Now to produce a nuclear explosion, you don’t want to just let the reaction slowly build over time, as in the natural reactor example in another comment; you want it to build really really quickly all at once. Like in an instant. To do that you need to increase the density (how close the beach balls in the pool are to one another) really really quickly.

Using the bombs dropped on Hiroshima an Nagasaki; they did this in two ways. Two different fuels (plutonium for one, and Uranium for the other), but the principle is the same. For fat man, they created a ball of material and then wrapped it in explosives that pushed all that nuclear material into a smaller and smaller ball really really quickly; dramatically ramping up how fast and how likely reactions between different bits of nuclear material could occur.

You ever take a little piece of white bread and make a ball to snack on? (I don’t know, I did this when I was 5). It’s kind of the same thing. The white bread starts out all loose and fluffy, but when you shape it in to a ball and push it together it gets much harder, or more “dense;” meaning that all the little bread bits are really close together. Imagine if you could do that and form a perfect ball in an instant that was as hard as possible. That’s how it works.

For Little Boy, they used what’s called a “gun type” weapon; that one worked by basically firing a piece of nuclear material into another one. When one hits the other, density is achieved and boom. Explosion.

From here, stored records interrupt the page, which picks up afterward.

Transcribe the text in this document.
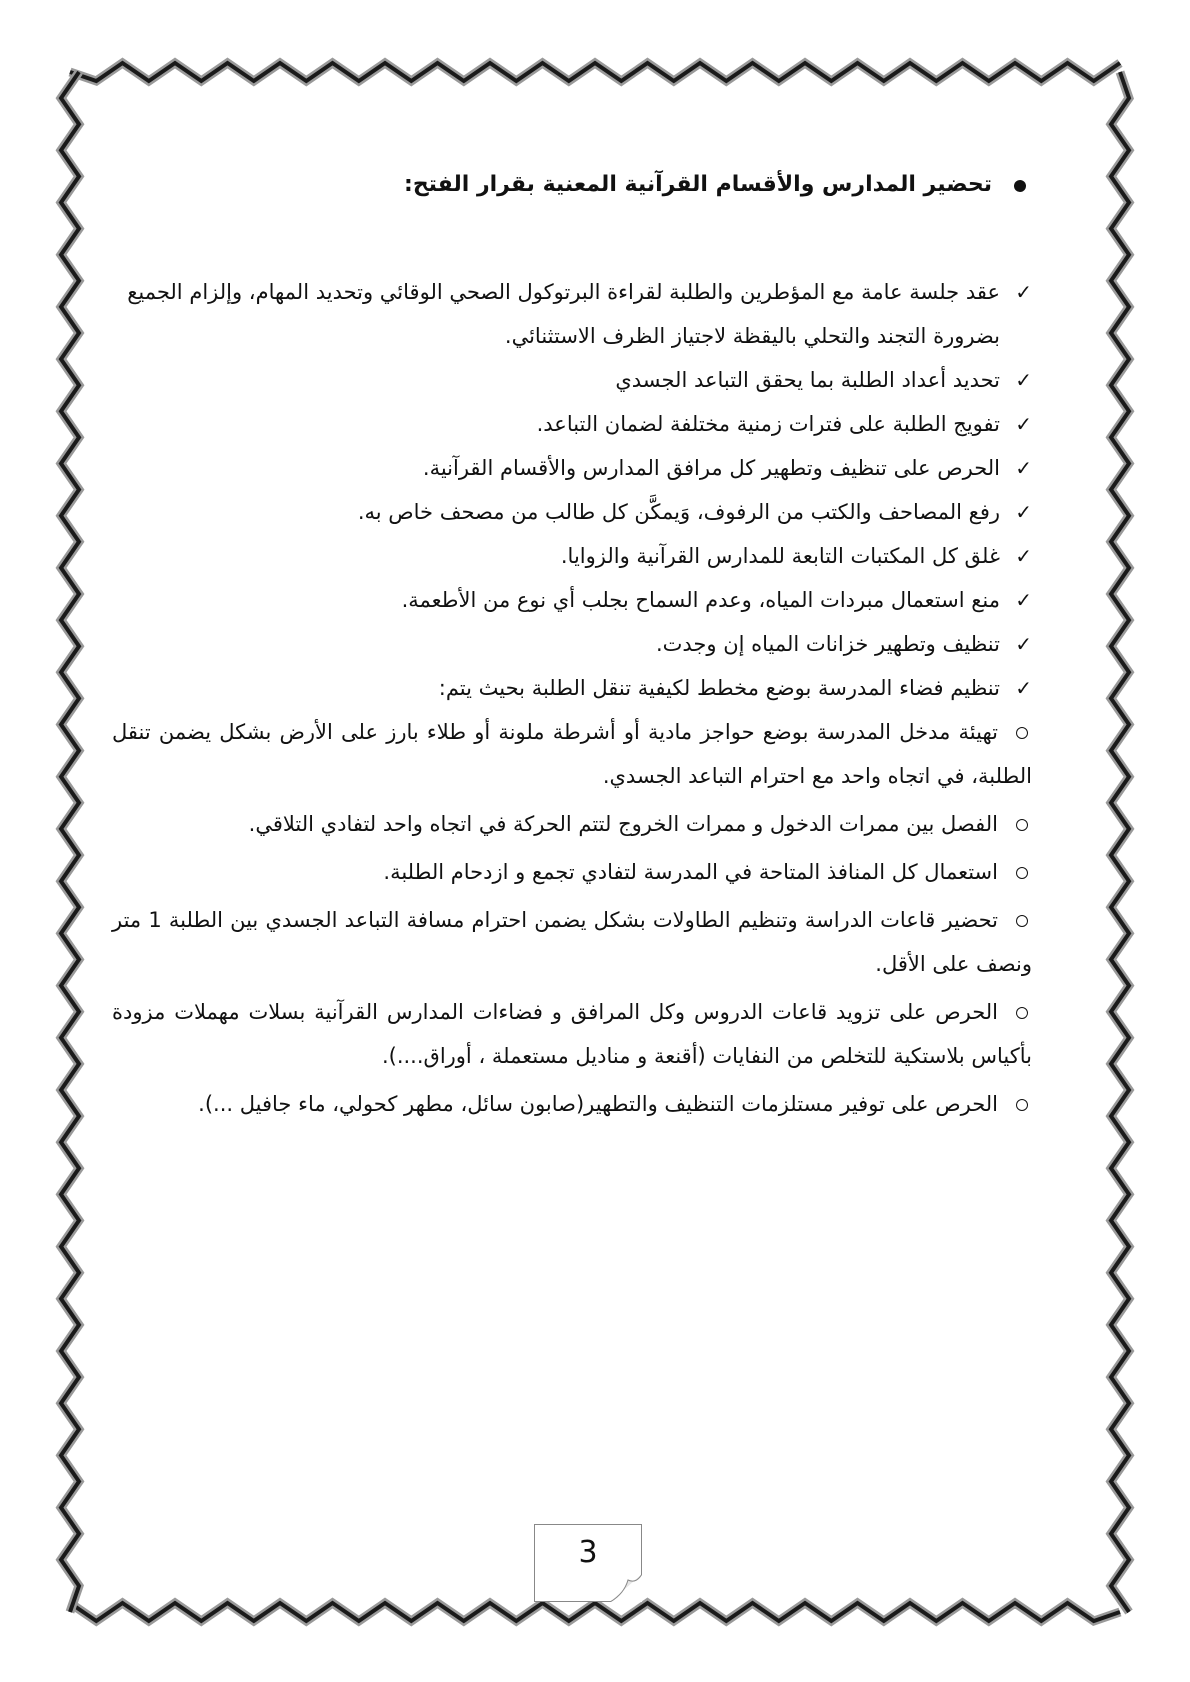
تحضير المدارس والأقسام القرآنية المعنية بقرار الفتح:
✓
عقد جلسة عامة مع المؤطرين والطلبة لقراءة البرتوكول الصحي الوقائي وتحديد المهام، وإلزام الجميع بضرورة التجند والتحلي باليقظة لاجتياز الظرف الاستثنائي.
✓
تحديد أعداد الطلبة بما يحقق التباعد الجسدي
✓
تفويج الطلبة على فترات زمنية مختلفة لضمان التباعد.
✓
الحرص على تنظيف وتطهير كل مرافق المدارس والأقسام القرآنية.
✓
رفع المصاحف والكتب من الرفوف، وَيمكَّن كل طالب من مصحف خاص به.
✓
غلق كل المكتبات التابعة للمدارس القرآنية والزوايا.
✓
منع استعمال مبردات المياه، وعدم السماح بجلب أي نوع من الأطعمة.
✓
تنظيف وتطهير خزانات المياه إن وجدت.
✓
تنظيم فضاء المدرسة بوضع مخطط لكيفية تنقل الطلبة بحيث يتم:
تهيئة مدخل المدرسة بوضع حواجز مادية أو أشرطة ملونة أو طلاء بارز على الأرض بشكل يضمن تنقل الطلبة، في اتجاه واحد مع احترام التباعد الجسدي.
الفصل بين ممرات الدخول و ممرات الخروج لتتم الحركة في اتجاه واحد لتفادي التلاقي.
استعمال كل المنافذ المتاحة في المدرسة لتفادي تجمع و ازدحام الطلبة.
تحضير قاعات الدراسة وتنظيم الطاولات بشكل يضمن احترام مسافة التباعد الجسدي بين الطلبة 1 متر ونصف على الأقل.
الحرص على تزويد قاعات الدروس وكل المرافق و فضاءات المدارس القرآنية بسلات مهملات مزودة بأكياس بلاستكية للتخلص من النفايات (أقنعة و مناديل مستعملة ، أوراق....).
الحرص على توفير مستلزمات التنظيف والتطهير(صابون سائل، مطهر كحولي، ماء جافيل ...).
3
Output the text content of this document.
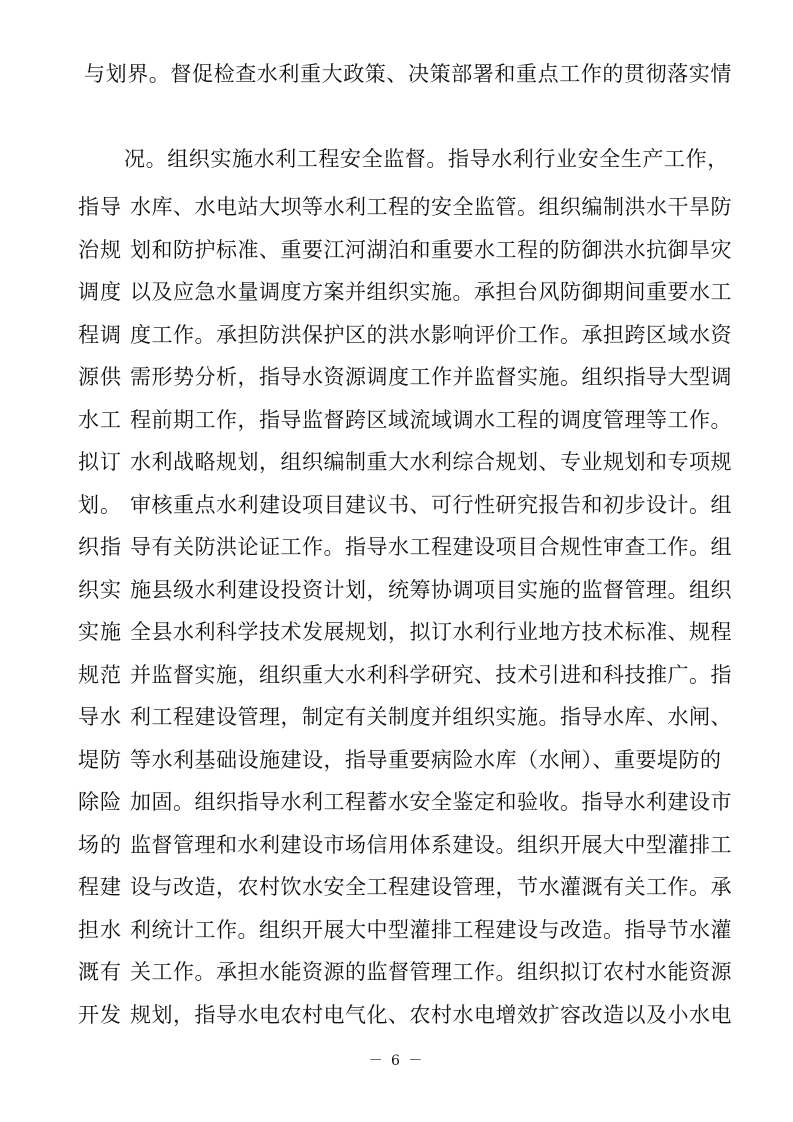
与划界。督促检查水利重大政策、决策部署和重点工作的贯彻落实情
况。组织实施水利工程安全监督。指导水利行业安全生产工作，
指导 水库、水电站大坝等水利工程的安全监管。组织编制洪水干旱防
治规 划和防护标准、重要江河湖泊和重要水工程的防御洪水抗御旱灾
调度 以及应急水量调度方案并组织实施。承担台风防御期间重要水工
程调 度工作。承担防洪保护区的洪水影响评价工作。承担跨区域水资
源供 需形势分析，指导水资源调度工作并监督实施。组织指导大型调
水工 程前期工作，指导监督跨区域流域调水工程的调度管理等工作。
拟订 水利战略规划，组织编制重大水利综合规划、专业规划和专项规
划。 审核重点水利建设项目建议书、可行性研究报告和初步设计。组
织指 导有关防洪论证工作。指导水工程建设项目合规性审查工作。组
织实 施县级水利建设投资计划，统筹协调项目实施的监督管理。组织
实施 全县水利科学技术发展规划，拟订水利行业地方技术标准、规程
规范 并监督实施，组织重大水利科学研究、技术引进和科技推广。指
导水 利工程建设管理，制定有关制度并组织实施。指导水库、水闸、
堤防 等水利基础设施建设，指导重要病险水库（水闸）、重要堤防的
除险 加固。组织指导水利工程蓄水安全鉴定和验收。指导水利建设市
场的 监督管理和水利建设市场信用体系建设。组织开展大中型灌排工
程建 设与改造，农村饮水安全工程建设管理，节水灌溉有关工作。承
担水 利统计工作。组织开展大中型灌排工程建设与改造。指导节水灌
溉有 关工作。承担水能资源的监督管理工作。组织拟订农村水能资源
开发 规划，指导水电农村电气化、农村水电增效扩容改造以及小水电
－ 6 －
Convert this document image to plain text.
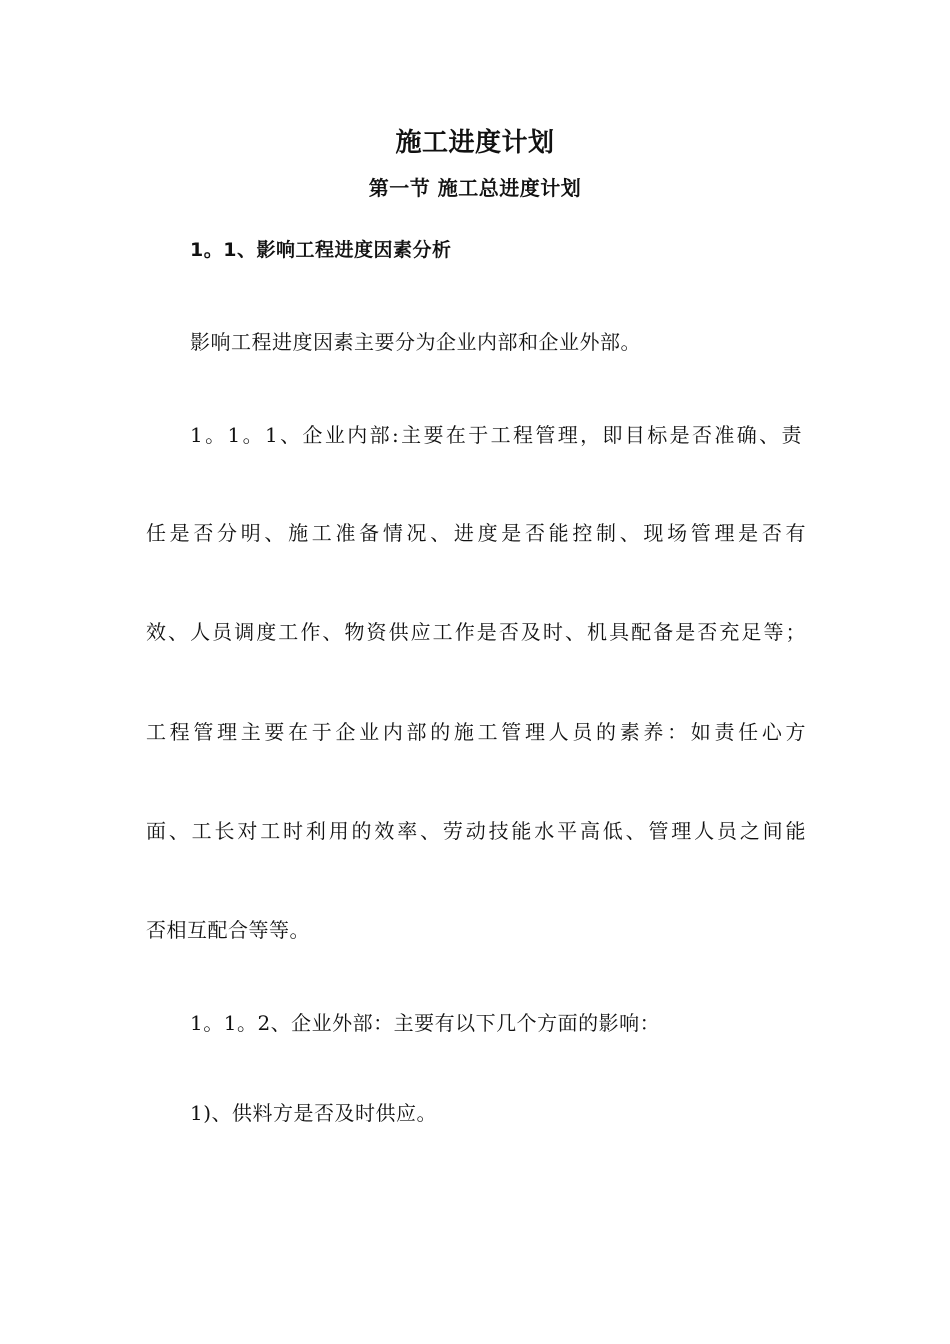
施工进度计划
第一节 施工总进度计划
1。1、影响工程进度因素分析
影响工程进度因素主要分为企业内部和企业外部。
1。1。1、企业内部:主要在于工程管理，即目标是否准确、责
任是否分明、施工准备情况、进度是否能控制、现场管理是否有
效、人员调度工作、物资供应工作是否及时、机具配备是否充足等；
工程管理主要在于企业内部的施工管理人员的素养：如责任心方
面、工长对工时利用的效率、劳动技能水平高低、管理人员之间能
否相互配合等等。
1。1。2、企业外部：主要有以下几个方面的影响：
1)、供料方是否及时供应。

In nature (on earth), you don’t have really dense, refined concentrations of nuclear material slamming into one another or becoming instantly concentrated. You sometimes do have deposits that are pure enough to produce energy, which is why the natural reactor example is possible; but the natural explosion idea isn’t all that likely.

**Edit 1. To Respond to part of OPs question I left out:**

>And if splitting atom releases energy, why haven’t these energy break from their atom themselves? Isn’t that means the force that bind the atoms are bigger than the energy released?

When we say “energy” here, it’s not like an atom is a literal box holding a power force waiting to be let loose. We talking about the energy it could produce if enticed.

For example, think of a block of wood. Do blocks of wood spontaneously burst into flames because they “contain energy?” No, because that energy doesn’t just release itself. However, we can measure how much “energy” a block of wood has because we can measure how much heat it could put off/what that heat could power (like with steam or something).

Now think about Coal. Coal burns hotter than wood; and so has more energy than wood, because the same amount of coal and wood would produce different amounts of heat and power.

Now if you had a single stick or a single lump of coal and tossed a match at it would that be a big deal? Probably not. How about a forest or a coal mine? Now you have a big problem.

Now think about an atom. Extremely tiny, but has a lot more energy than wood or coal. If one atom splits do you want to be near it? Probably not, but it’s no where near anything close to if you had many many atoms really close together.

So think about an atom as a tiny block of wood, that “burns” really really hot and fast. So hot and fast that you don’t want to be anywhere near it if its “burning;” but not so incredibly unpredictable that it’s going to spontaneously combust.